De Heiland maakt gebruik van vele melodieën…  
Home > Thema's > Oecumene > De Heiland maakt gebruik van vele melodieën…
Vertalingen: Nederlands English 

De Heiland maakt gebruik van vele melodieën…

Over het misbruik van religieuze taal in het recente document van de Congregatie voor de Geloofsleer

In het recentelijk verschenen Vaticaanse document over ‘Enkele aspecten van de kerkleer’ (29 juni 2007)(1) is alleen al de opvatting van het begrip ‘waarheid’ twijfelachtig, ingegeven als ze is door angst voor relativisme en identiteitsverlies. Eén exclusieve waarheidsopvatting is nu eenmaal moeilijk te rijmen met een veelheid aan religieuze contexten. Men kan niet de eigen traditie tot maat en norm maken voor de gehele breed opgevatte oecumene. De Vaticaanse documenten wekken de indruk dat de volle waarheid gevangen zou kunnen worden in talige formuleringen en structuren die bindend zouden zijn voor de gehele christenheid. Die claim is niet te verenigen met het bijbelse waarheidsbegrip. Ze houdt geen rekening met het voorlopige karakter van alle formuleringen in relatie tot de vervulling in het einde der tijden. Ze negeert de wezenlijke relatie tussen waarheid en hoop. Ze vergeet de eschatologische afstand tussen theologische formuleringen en de ultieme waarheid. Het open karakter van de waarheid en haar eschatologische oriëntatie krijgen zo geen stem. Dat verklaart mogelijk de teleurstelling van vele theologen die betrokken zijn bij de oecumenische dialoog tussen verschillende Kerken.

Goddelijke belofte en menselijke hoop

De waarheid kunnen wij allen slechts kennen en uitdrukken in de taal van de hoop, want ze heeft in wezen de dimensie van de hoop in zich. Kerken misbruiken de religieuze taal als ze voorgeven, reeds nu de ‘volle waarheid’ te bezitten. We moeten terug naar een grotere bescheidenheid en epistemologische voorzichtigheid. Het beste voorbeeld daarvan zijn de woorden van de apostel Paulus over het fragmentarische karakter van het aardse kennen, waarmee altijd ruimte open blijft voor hoop en godsvertrouwen (zie 1 Kor 13:9.12). Als draagster van hoop verwijst de waarheid altijd naar haar uiteindelijke vervulling. Ze is open naar de toekomst. We zijn allen slechts mensen van de weg. We gaan allen de weg van het fragmentarische kennen, een weg waarop de goddelijke belofte en de menselijke hoop elkaar wederzijds doordringen. Maar dan is het hard nodig om die fragmentarische waarheidsopvatting op waarde te schatten en ons erin te verheugen, want juist die is vol belofte en hoop op grotere vervulling! Waarheid en hoop horen bij elkaar. Die verbinding verdient bijzondere aandacht in de nimmer eindigende debatten en controverses over de Vaticaanse documenten.

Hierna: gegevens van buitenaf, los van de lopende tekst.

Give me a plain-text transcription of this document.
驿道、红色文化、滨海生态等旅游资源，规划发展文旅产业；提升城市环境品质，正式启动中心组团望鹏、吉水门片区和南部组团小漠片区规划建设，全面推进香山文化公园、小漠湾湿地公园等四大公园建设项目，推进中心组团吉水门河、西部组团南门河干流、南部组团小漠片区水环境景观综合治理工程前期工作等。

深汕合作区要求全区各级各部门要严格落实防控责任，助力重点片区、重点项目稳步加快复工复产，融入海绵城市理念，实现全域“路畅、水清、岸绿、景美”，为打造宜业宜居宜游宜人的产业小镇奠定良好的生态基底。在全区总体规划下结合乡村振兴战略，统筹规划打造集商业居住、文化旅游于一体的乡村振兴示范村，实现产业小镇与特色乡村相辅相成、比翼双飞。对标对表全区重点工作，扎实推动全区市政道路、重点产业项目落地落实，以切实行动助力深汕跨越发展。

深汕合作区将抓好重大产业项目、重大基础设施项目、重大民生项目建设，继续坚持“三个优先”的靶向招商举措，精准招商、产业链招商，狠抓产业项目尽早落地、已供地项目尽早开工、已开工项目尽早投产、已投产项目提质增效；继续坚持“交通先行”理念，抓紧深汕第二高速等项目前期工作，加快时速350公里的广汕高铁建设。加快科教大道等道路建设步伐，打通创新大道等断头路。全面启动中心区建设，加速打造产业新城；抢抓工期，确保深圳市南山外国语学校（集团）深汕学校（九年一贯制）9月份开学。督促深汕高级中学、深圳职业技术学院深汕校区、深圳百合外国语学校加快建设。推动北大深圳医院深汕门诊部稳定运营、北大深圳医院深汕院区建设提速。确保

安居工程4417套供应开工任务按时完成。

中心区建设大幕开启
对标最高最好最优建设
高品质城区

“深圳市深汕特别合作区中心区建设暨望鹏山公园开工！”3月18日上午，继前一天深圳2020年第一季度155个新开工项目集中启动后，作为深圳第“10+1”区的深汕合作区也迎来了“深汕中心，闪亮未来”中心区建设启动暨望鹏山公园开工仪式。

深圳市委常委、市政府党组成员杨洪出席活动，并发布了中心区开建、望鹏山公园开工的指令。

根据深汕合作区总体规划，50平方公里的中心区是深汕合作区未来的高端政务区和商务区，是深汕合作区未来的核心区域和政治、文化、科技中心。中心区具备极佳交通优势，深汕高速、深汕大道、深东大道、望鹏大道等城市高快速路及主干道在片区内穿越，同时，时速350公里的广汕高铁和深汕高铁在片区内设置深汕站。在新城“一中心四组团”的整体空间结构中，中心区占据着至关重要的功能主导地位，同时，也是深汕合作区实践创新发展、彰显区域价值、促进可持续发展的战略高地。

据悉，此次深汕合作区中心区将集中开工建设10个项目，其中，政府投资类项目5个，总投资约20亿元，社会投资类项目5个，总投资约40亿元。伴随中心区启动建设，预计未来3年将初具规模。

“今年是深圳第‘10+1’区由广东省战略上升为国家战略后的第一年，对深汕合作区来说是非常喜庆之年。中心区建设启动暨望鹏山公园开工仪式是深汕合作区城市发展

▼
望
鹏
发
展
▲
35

Uit het document van de Congregatie voor de Geloofsleer over de structuur van de oude catechismussen spreekt een logica die de openbaring, de waarheid en de heilsmiddelen verabsoluteert. Er is alle reden om het document niet alleen als ecclesiacentrisch te typeren, maar ook als ‘romanocentrisch’ en in zoverre strijdig met de oecumenische opstelling van Vaticanum II. Een oecumene van terugkeer naar Rome en de roomse kerkopvatting behoort tot de illusies van het verleden. Van het grootste belang is een gezamenlijke toewending tot Christus en zijn evangelie. Het gaat niet om het streven naar de overwinning van één kerkelijke traditie over de andere. Het gaat over de overwinning van Christus en Gods heilige Geest over menselijke verdeeldheid binnen de éne Kerk. Alle pogingen om zich van de openbaring, de waarheid en het heil meester te maken, zijn noodlottig gebleken. Ze hebben in het verleden veel ongeluk en conflict opgeleverd. In de dialoog leren we vandaag iets meer te ontdekken van het geheimenis van God, die een voor allen even onbevattelijke werkelijkheid is. Het zou een schadelijke illusie zijn, te menen dat anderen hun geloofsleer moeten bijstellen terwijl wij alleen hoeven te wachten tot zij zich bekeren. Die illusie, als ze kritiekloos wordt volgehouden, kan alleen leiden tot nog grotere spanningen, teleurstellingen en scheuringen.

Christus is de uiteindelijke volheid van Gods openbaring aan de mensen, maar die volheid zal nooit volledig adequaat worden geopenbaard en uitgedrukt in de aardse geschiedenis. De openbaring die de mensheid ontving, is niet absoluut. Dat kan ze niet zijn, omdat ze werd overgeleverd door middel van het menselijk bewustzijn van Christus dat niet het gehele mysterie van God omvat. De volheid van Gods openbaring in Christus is een historische volheid, datgene wat het menselijk  bewustzijn kan bevatten, maar niet de ultieme volheid.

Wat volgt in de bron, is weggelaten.